- #BEST ALLOCATION UNIT SIZE FOR EXFAT MAC AND PC FOR MAC#
- #BEST ALLOCATION UNIT SIZE FOR EXFAT MAC AND PC MAC OS#
- #BEST ALLOCATION UNIT SIZE FOR EXFAT MAC AND PC DRIVERS#
- #BEST ALLOCATION UNIT SIZE FOR EXFAT MAC AND PC UPDATE#
Besides, it's much easier to connect a drive to usb and start using it.Īs for the file format, I have a stack of NTFS hard disk. The big issue is that my house isn't wire for ethernet and the mac doesn't come with an ethernet port, so I can't test this out yet. I have some USB key but they usually have write speed slower than a hard drive. It took like 8 hours, but it appears to be working. After that I was able to copy 1.8 Tb worth of data to it.

As a test, I made a 4.5 Tb exFat volume under Veracrypt with 256K unit allocation. In addition, I don't like that the driver exists as a system extension. I haven't gotten a response from Paragon so I do not feel right using the product. I also made a mistake in my section about exfat allocation. I tried both format under veracrypt and notice that it was not significantly slower than NTFS.
#BEST ALLOCATION UNIT SIZE FOR EXFAT MAC AND PC UPDATE#
I am concern that Apple will one day push an update that locks out that functionality.
#BEST ALLOCATION UNIT SIZE FOR EXFAT MAC AND PC DRIVERS#
All of the drivers run as kernel extensions and require reduction of security on a M1 mac. I contacted Paragon, but don't have a response either. Paragon worked but it was pretty weird that it had issues with unit allocation as the drive got bigger.

The Tuxera driver plain didn't work and when I contacted them, they didn't respond.

The general recommendation is to use exFat to be compatible across windows, linux, and Mac. NTFS is faster than exfat least for copying large files. What this tells me is that exFat is significantly slower on the Mac than PC, while NTFS has essentially the same performance as PC.
#BEST ALLOCATION UNIT SIZE FOR EXFAT MAC AND PC FOR MAC#
NTFS - using Paragon NTFS for Mac (note Mac by default do not have NTFS write) Both are writing to a 5 Tb USB 3 Seagate Expansion Portable drive (not a SSD). On the mac side, I am using a Mac Air M1. For the Windows, I ran a i7-6700K box with a Samsung Evo 950 SSD. Let's take a look at the following benchmark, which I did by copying some around 34.2 GB plex video. What was surprising is that it was slower than NTFS on the Mac. What was not surprising is that it was slower than the windows implementation. The take away is that if you want a exfat external drive that works with both Mac and PC, make sure you format it on the Mac or set the unit allocation size to between 128K and 1024K.Īnother aspect of exFat is that the performance is significantly slower than the base file format. For example 512 byte per sector x 8 sectors per cluster = 4096 byte or 4K. Just to clarify what unit allocation mean, it's the bytes per sector x sectors per cluster.

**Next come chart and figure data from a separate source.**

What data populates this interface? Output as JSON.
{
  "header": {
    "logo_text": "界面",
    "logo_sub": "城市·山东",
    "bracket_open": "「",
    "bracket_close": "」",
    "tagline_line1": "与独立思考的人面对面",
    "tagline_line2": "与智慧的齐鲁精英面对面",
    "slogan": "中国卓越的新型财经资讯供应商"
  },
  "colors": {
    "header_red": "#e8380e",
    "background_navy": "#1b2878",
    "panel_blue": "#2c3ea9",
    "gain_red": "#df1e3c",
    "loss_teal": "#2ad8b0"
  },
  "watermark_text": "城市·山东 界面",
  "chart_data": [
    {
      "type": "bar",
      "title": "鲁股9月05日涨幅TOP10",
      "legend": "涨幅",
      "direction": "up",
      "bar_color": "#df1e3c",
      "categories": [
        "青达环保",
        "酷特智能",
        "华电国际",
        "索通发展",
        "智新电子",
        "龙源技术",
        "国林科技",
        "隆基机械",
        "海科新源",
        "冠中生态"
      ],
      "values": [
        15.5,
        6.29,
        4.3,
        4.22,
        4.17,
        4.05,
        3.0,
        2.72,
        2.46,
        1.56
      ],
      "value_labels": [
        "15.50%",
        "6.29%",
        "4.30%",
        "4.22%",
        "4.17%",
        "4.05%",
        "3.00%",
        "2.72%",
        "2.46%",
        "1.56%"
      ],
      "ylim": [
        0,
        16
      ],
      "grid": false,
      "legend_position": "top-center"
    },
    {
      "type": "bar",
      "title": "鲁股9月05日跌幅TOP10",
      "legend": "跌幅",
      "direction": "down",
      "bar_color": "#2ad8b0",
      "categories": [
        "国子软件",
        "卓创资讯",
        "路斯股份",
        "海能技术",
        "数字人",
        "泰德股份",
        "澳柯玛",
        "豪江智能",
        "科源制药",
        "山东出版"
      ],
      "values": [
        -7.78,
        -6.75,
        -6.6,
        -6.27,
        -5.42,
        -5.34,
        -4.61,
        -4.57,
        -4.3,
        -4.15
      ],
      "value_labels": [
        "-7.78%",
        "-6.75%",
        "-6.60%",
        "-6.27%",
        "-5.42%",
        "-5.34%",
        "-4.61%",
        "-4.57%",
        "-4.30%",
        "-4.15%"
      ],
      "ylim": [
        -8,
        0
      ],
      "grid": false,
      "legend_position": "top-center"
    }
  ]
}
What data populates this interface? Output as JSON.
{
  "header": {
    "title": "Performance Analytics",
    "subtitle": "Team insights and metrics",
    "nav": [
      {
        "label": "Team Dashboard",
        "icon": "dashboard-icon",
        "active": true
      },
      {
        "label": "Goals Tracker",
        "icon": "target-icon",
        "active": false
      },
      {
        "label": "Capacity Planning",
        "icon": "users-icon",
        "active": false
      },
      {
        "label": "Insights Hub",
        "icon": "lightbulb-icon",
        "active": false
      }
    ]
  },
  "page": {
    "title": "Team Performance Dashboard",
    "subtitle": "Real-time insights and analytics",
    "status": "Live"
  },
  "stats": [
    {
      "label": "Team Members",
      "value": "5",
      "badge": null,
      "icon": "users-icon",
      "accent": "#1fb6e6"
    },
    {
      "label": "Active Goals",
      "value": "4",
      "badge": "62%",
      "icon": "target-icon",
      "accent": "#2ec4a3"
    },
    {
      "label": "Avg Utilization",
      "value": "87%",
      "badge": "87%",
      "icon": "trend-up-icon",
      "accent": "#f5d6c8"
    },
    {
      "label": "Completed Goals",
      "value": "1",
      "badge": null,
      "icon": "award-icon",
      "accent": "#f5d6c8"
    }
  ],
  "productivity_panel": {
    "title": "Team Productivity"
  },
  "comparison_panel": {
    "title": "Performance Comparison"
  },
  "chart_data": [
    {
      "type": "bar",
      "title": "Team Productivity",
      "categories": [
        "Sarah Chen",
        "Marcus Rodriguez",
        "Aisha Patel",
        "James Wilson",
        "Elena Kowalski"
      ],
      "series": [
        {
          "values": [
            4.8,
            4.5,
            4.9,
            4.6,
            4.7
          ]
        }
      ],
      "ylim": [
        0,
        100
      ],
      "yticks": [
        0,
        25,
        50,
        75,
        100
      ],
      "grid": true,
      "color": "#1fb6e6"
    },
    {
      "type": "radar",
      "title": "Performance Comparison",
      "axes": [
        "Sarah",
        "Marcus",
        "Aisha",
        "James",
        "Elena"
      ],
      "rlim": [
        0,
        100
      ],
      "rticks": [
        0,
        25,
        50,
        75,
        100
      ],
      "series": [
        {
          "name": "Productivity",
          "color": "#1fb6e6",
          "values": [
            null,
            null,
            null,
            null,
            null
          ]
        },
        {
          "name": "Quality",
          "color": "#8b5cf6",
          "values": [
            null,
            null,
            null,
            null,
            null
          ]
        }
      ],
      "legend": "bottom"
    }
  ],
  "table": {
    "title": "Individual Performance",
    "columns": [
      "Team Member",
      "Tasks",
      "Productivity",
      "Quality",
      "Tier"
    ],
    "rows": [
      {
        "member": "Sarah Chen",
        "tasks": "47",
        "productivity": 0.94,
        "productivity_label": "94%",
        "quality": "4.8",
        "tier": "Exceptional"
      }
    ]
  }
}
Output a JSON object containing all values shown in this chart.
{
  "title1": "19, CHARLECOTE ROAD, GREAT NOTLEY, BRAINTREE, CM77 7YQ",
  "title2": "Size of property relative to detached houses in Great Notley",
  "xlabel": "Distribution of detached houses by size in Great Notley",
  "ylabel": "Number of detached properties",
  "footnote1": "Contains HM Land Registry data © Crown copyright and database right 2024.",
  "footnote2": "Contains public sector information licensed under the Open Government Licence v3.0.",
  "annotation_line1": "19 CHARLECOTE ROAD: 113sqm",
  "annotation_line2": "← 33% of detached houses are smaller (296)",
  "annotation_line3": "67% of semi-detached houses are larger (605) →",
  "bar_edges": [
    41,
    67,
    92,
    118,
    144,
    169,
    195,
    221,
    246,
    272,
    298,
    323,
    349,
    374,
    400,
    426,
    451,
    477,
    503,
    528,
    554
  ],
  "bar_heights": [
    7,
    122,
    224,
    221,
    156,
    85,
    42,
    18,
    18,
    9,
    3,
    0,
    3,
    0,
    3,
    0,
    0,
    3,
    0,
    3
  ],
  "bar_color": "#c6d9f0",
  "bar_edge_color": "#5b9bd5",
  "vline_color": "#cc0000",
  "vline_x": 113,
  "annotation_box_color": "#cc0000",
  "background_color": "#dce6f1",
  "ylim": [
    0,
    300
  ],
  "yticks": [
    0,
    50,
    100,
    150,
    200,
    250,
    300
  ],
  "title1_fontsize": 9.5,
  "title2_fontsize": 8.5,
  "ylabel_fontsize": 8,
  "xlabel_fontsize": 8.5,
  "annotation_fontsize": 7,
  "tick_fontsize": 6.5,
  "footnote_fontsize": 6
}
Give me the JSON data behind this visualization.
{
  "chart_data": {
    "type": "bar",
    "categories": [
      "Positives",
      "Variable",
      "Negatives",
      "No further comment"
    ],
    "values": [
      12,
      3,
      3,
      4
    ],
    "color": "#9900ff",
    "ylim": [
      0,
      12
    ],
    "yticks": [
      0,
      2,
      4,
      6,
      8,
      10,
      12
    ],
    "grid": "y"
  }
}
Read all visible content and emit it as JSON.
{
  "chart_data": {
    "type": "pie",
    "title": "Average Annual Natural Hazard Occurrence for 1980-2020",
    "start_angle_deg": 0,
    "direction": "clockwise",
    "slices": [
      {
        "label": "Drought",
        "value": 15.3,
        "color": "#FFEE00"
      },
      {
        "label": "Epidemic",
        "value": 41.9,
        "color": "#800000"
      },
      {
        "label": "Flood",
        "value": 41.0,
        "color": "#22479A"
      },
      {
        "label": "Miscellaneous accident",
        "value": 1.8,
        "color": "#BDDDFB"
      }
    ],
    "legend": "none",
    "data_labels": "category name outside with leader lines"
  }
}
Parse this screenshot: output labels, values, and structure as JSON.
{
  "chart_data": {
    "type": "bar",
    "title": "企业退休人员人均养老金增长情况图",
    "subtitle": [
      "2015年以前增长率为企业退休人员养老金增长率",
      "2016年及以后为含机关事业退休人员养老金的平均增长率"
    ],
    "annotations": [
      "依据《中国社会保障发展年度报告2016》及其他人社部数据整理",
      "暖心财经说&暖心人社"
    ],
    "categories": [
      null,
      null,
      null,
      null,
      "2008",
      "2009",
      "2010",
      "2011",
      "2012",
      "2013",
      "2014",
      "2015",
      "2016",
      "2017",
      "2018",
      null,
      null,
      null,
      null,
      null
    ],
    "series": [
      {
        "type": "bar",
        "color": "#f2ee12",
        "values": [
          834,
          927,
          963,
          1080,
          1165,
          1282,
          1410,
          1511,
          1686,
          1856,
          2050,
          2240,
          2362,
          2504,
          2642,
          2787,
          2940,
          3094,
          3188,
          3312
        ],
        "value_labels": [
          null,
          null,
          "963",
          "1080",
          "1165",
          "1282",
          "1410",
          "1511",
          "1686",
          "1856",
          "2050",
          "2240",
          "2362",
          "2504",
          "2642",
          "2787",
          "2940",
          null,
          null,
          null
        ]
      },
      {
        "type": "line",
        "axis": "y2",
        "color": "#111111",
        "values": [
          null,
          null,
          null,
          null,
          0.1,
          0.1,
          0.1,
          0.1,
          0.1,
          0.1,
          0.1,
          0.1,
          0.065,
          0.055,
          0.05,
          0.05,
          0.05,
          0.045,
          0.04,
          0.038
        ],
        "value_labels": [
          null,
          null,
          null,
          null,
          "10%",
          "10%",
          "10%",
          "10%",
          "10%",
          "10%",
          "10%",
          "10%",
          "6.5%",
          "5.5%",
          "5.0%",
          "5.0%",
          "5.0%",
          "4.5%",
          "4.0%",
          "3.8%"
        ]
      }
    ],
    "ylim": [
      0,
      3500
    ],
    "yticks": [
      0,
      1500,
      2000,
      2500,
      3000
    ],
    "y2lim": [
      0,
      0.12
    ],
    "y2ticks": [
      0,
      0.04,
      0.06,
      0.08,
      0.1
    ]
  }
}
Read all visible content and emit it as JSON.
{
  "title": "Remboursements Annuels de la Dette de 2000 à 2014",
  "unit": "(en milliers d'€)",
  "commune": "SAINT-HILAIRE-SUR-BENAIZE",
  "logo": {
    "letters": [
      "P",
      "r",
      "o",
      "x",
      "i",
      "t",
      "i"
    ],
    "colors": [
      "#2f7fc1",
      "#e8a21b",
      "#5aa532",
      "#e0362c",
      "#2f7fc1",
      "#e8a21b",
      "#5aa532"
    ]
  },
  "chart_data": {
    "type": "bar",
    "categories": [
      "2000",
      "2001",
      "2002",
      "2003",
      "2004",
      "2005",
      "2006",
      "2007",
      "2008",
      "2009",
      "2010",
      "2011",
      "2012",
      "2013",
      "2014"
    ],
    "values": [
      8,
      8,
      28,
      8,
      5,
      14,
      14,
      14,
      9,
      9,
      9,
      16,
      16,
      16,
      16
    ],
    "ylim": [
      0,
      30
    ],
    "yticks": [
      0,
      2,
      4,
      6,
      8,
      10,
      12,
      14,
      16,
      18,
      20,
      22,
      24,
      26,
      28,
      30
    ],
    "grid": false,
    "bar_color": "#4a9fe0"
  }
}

Make sure that the drive mounts on both both machines. If you format it on the PC, make sure that you format it with allocation between 128K and 1024K. In fact, Macs will not mount the 5 Tb drive if it's less than 128K unit allocation and greater than 1024K unit allocation. For a 5 Tb drive, Macs will default to 256K. This is because on larger drives, the Mac will expand a larger Unit allocation, which may be different than the default on a PC. If your drive is formatted with unit allocation larger than that, it will fail to mount. Mac Big Sur can only mount drives with a unit allocation size of 1024K or less. After some experimentation, it turns out to be a unit allocation issue. When I connect an exfat drive formatted on a PC, it refused to mount on the Mac.
#BEST ALLOCATION UNIT SIZE FOR EXFAT MAC AND PC MAC OS#
I notice two things about the Mac OS Big Sur implementation of exfat For this post, we will limit the discussion to exfat. I attempted to hook up some usb drives to the Mac and notice a number of different problems: 1) native support for NTFS is rather limited. Recently, I became a Mac user again (I was one back in the 90's).